Arrange an even, thin layer of spinach atop the prosciutto slices.
Sprinkle the Parmesan evenly over each. Beginning at the short
tapered end, roll up each chicken cutlet as for a jellyroll. Secure
with a toothpick.

Heat the remaining 2 tablespoons of oil in a heavy large skillet over
high heat. Add the chicken and cook just until golden brown, about 2
minutes per side. Add the chicken broth and lemon juice, and scrape
the browned bits off the bottom of the pan with a wooden spoon. Bring
the liquid to a boil. Reduce the heat to medium. Cover and simmer
until the chicken is just cooked through, about 8 to 10 minutes.
Transfer the chicken to a platter.
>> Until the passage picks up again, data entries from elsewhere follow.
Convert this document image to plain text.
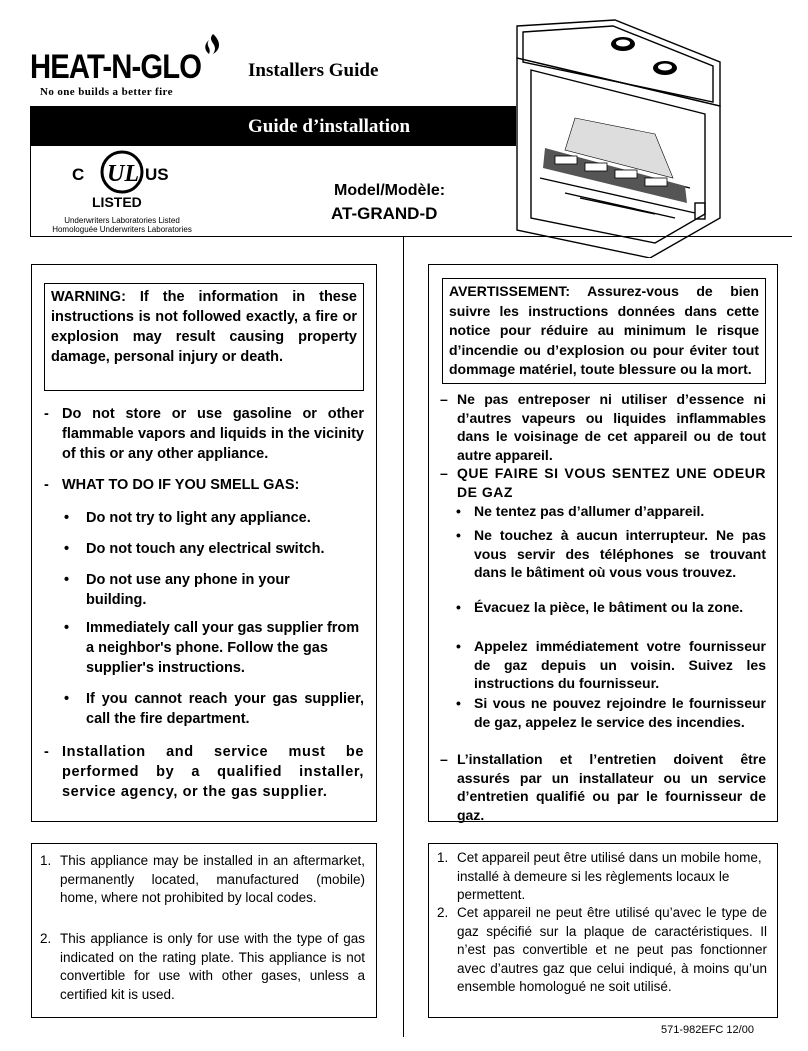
HEAT-N-GLO
No one builds a better fire
Installers Guide
Guide d’installation
C	US
UL
LISTED
Underwriters Laboratories Listed
Homologuée Underwriters Laboratories
Model/Modèle:
AT-GRAND-D
WARNING: If the information in these instructions is not followed exactly, a fire or explosion may result causing property damage, personal injury or death.
- Do not store or use gasoline or other flammable vapors and liquids in the vicinity of this or any other appliance.
- WHAT TO DO IF YOU SMELL GAS:
• Do not try to light any appliance.
• Do not touch any electrical switch.
• Do not use any phone in your building.
• Immediately call your gas supplier from a neighbor's phone. Follow the gas supplier's instructions.
• If you cannot reach your gas supplier, call the fire department.
- Installation and service must be performed by a qualified installer, service agency, or the gas supplier.
AVERTISSEMENT: Assurez-vous de bien suivre les instructions données dans cette notice pour réduire au minimum le risque d’incendie ou d’explosion ou pour éviter tout dommage matériel, toute blessure ou la mort.
– Ne pas entreposer ni utiliser d’essence ni d’autres vapeurs ou liquides inflammables dans le voisinage de cet appareil ou de tout autre appareil.
– QUE FAIRE SI VOUS SENTEZ UNE ODEUR DE GAZ
• Ne tentez pas d’allumer d’appareil.
• Ne touchez à aucun interrupteur. Ne pas vous servir des téléphones se trouvant dans le bâtiment où vous vous trouvez.
• Évacuez la pièce, le bâtiment ou la zone.
• Appelez immédiatement votre fournisseur de gaz depuis un voisin. Suivez les instructions du fournisseur.
• Si vous ne pouvez rejoindre le fournisseur de gaz, appelez le service des incendies.
– L’installation et l’entretien doivent être assurés par un installateur ou un service d’entretien qualifié ou par le fournisseur de gaz.
1. This appliance may be installed in an aftermarket, permanently located, manufactured (mobile) home, where not prohibited by local codes.
2. This appliance is only for use with the type of gas indicated on the rating plate. This appliance is not convertible for use with other gases, unless a certified kit is used.
1. Cet appareil peut être utilisé dans un mobile home, installé à demeure si les règlements locaux le permettent.
2. Cet appareil ne peut être utilisé qu’avec le type de gaz spécifié sur la plaque de caractéristiques. Il n’est pas convertible et ne peut pas fonctionner avec d’autres gaz que celui indiqué, à moins qu’un ensemble homologué ne soit utilisé.
571-982EFC 12/00
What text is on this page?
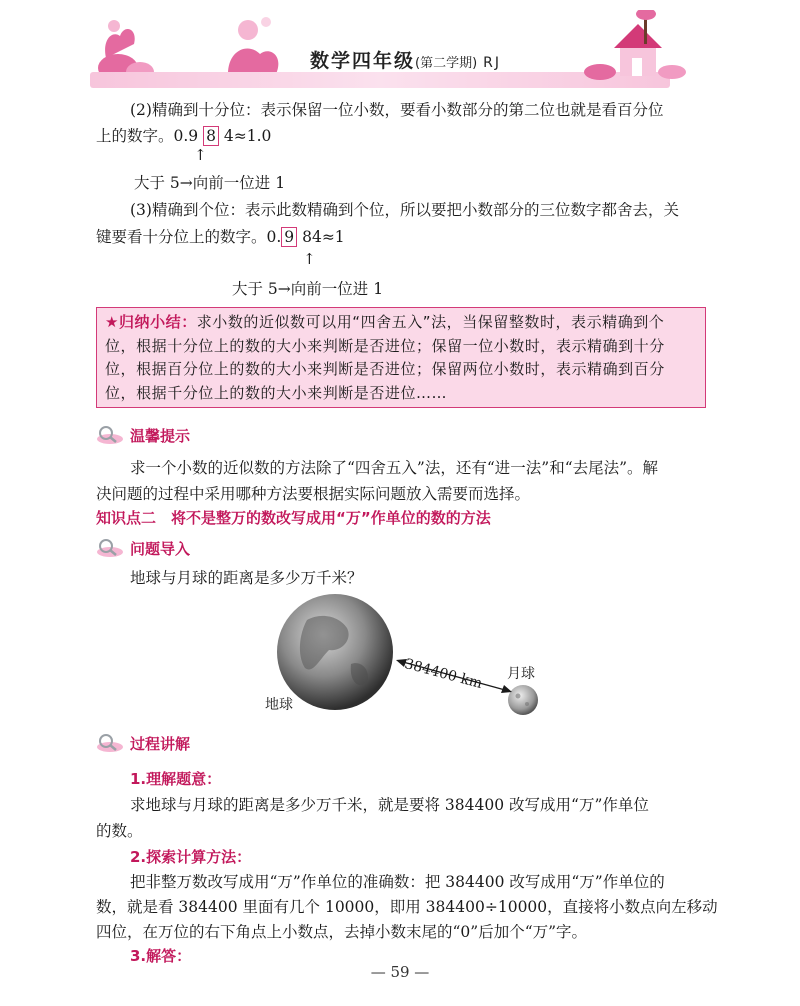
数学四年级(第二学期) RJ
(2)精确到十分位：表示保留一位小数，要看小数部分的第二位也就是看百分位
上的数字。0.9 8 4≈1.0
↑
大于 5→向前一位进 1
(3)精确到个位：表示此数精确到个位，所以要把小数部分的三位数字都舍去，关
键要看十分位上的数字。0. 9 84≈1
↑
大于 5→向前一位进 1
★归纳小结：求小数的近似数可以用“四舍五入”法，当保留整数时，表示精确到个
位，根据十分位上的数的大小来判断是否进位；保留一位小数时，表示精确到十分
位，根据百分位上的数的大小来判断是否进位；保留两位小数时，表示精确到百分
位，根据千分位上的数的大小来判断是否进位……
温馨提示
求一个小数的近似数的方法除了“四舍五入”法，还有“进一法”和“去尾法”。解
决问题的过程中采用哪种方法要根据实际问题放入需要而选择。
知识点二　将不是整万的数改写成用“万”作单位的数的方法
问题导入
地球与月球的距离是多少万千米？
384400 km 月球
地球
过程讲解
1.理解题意：
求地球与月球的距离是多少万千米，就是要将 384400 改写成用“万”作单位
的数。
2.探索计算方法：
把非整万数改写成用“万”作单位的准确数：把 384400 改写成用“万”作单位的
数，就是看 384400 里面有几个 10000，即用 384400÷10000，直接将小数点向左移动
四位，在万位的右下角点上小数点，去掉小数末尾的“0”后加个“万”字。
3.解答：
— 59 —
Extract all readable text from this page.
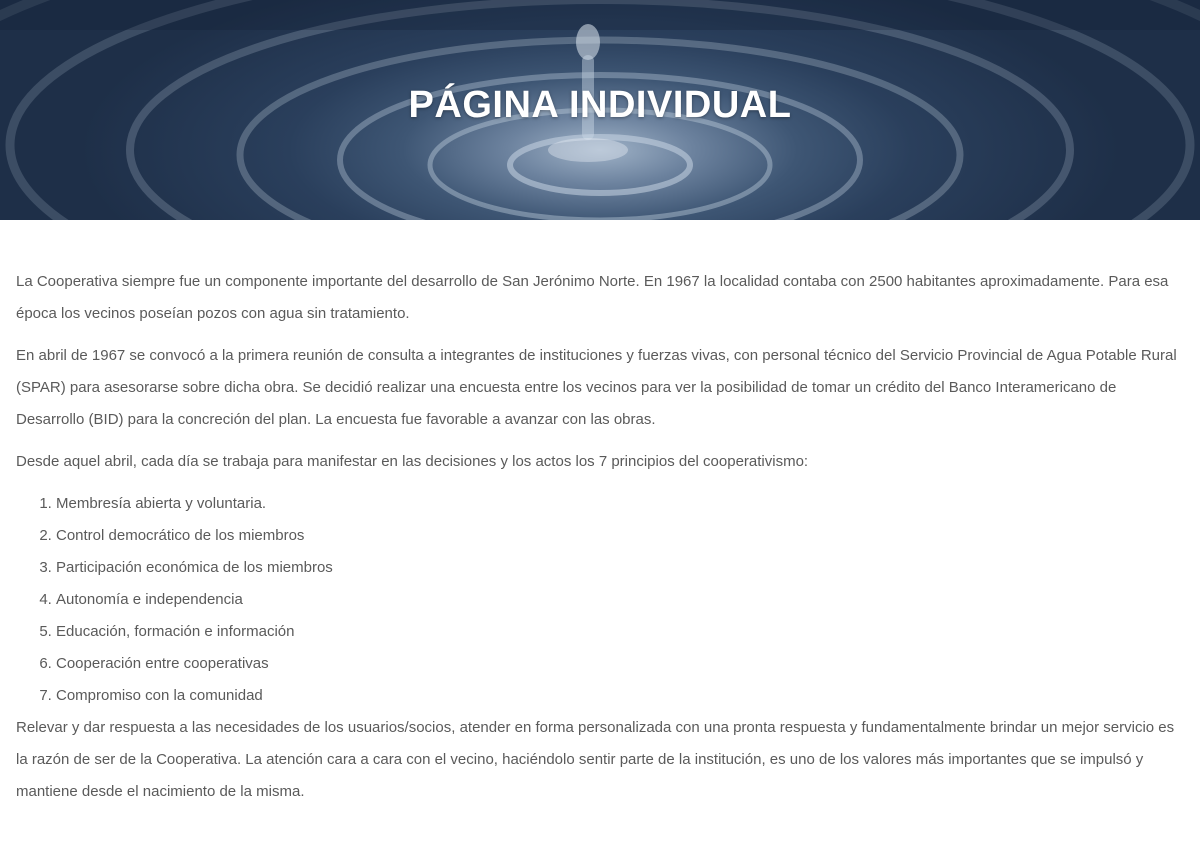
PÁGINA INDIVIDUAL

La Cooperativa siempre fue un componente importante del desarrollo de San Jerónimo Norte. En 1967 la localidad contaba con 2500 habitantes aproximadamente. Para esa época los vecinos poseían pozos con agua sin tratamiento.

En abril de 1967 se convocó a la primera reunión de consulta a integrantes de instituciones y fuerzas vivas, con personal técnico del Servicio Provincial de Agua Potable Rural (SPAR) para asesorarse sobre dicha obra. Se decidió realizar una encuesta entre los vecinos para ver la posibilidad de tomar un crédito del Banco Interamericano de Desarrollo (BID) para la concreción del plan. La encuesta fue favorable a avanzar con las obras.

Desde aquel abril, cada día se trabaja para manifestar en las decisiones y los actos los 7 principios del cooperativismo:

1. Membresía abierta y voluntaria.
2. Control democrático de los miembros
3. Participación económica de los miembros
4. Autonomía e independencia
5. Educación, formación e información
6. Cooperación entre cooperativas
7. Compromiso con la comunidad

Relevar y dar respuesta a las necesidades de los usuarios/socios, atender en forma personalizada con una pronta respuesta y fundamentalmente brindar un mejor servicio es la razón de ser de la Cooperativa. La atención cara a cara con el vecino, haciéndolo sentir parte de la institución, es uno de los valores más importantes que se impulsó y mantiene desde el nacimiento de la misma.
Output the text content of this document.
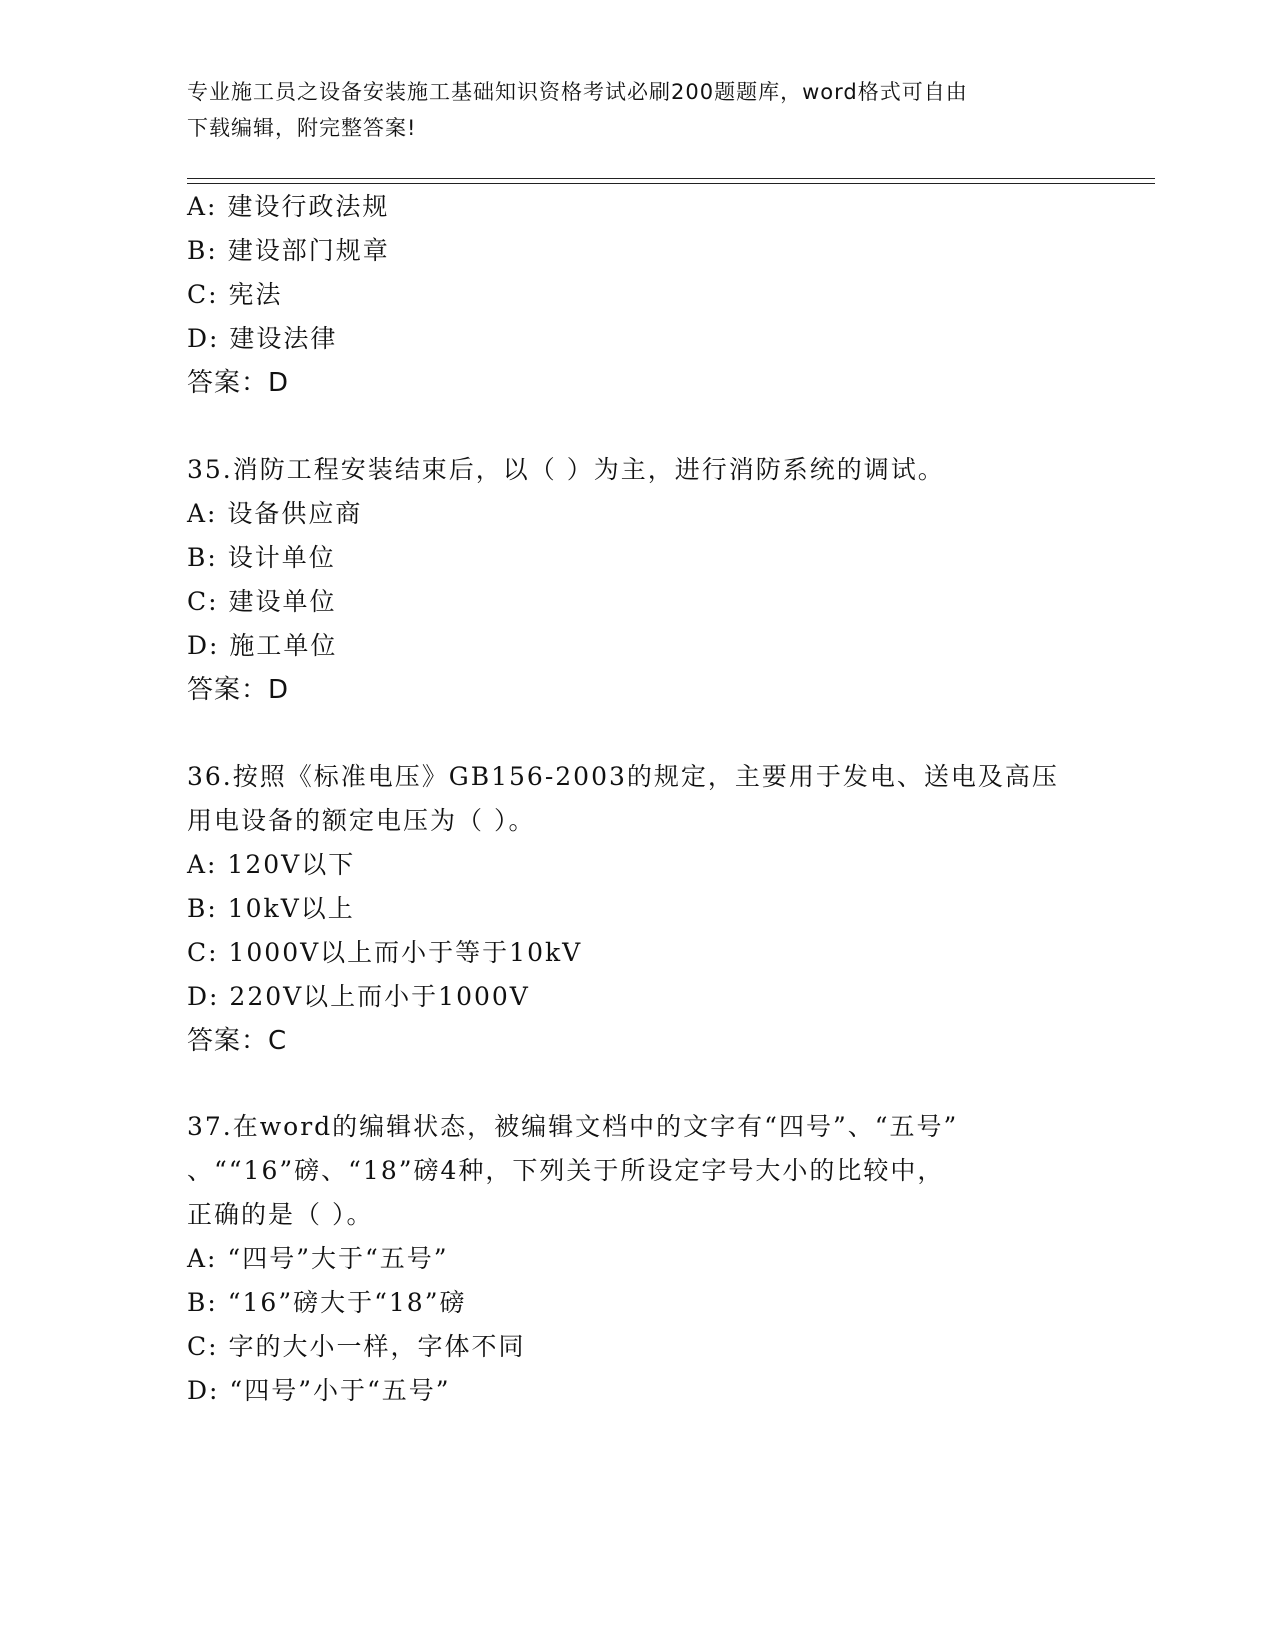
专业施工员之设备安装施工基础知识资格考试必刷200题题库，word格式可自由
下载编辑，附完整答案!
A: 建设行政法规
B: 建设部门规章
C: 宪法
D: 建设法律
答案：D
35.消防工程安装结束后，以（ ）为主，进行消防系统的调试。
A: 设备供应商
B: 设计单位
C: 建设单位
D: 施工单位
答案：D
36.按照《标准电压》GB156-2003的规定，主要用于发电、送电及高压
用电设备的额定电压为（ ）。
A: 120V以下
B: 10kV以上
C: 1000V以上而小于等于10kV
D: 220V以上而小于1000V
答案：C
37.在word的编辑状态，被编辑文档中的文字有“四号”、“五号”
、““16”磅、“18”磅4种，下列关于所设定字号大小的比较中，
正确的是（ ）。
A: “四号”大于“五号”
B: “16”磅大于“18”磅
C: 字的大小一样，字体不同
D: “四号”小于“五号”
Simmer the cooking liquid over
high heat until it is reduced to about 2/3 cup, about 5 minutes.
Season the cooking liquid with salt and pepper, to taste. Remove
toothpicks from the chicken. Drizzle the reduced cooking liquid over
the chicken and serve immediately.


Episode#: EI1B11
Copyright © 2006 Television Food Network, G.P., All Rights Reserved


--
I never worry about diets. The only carrots that interest me are the number of carats in a diamond.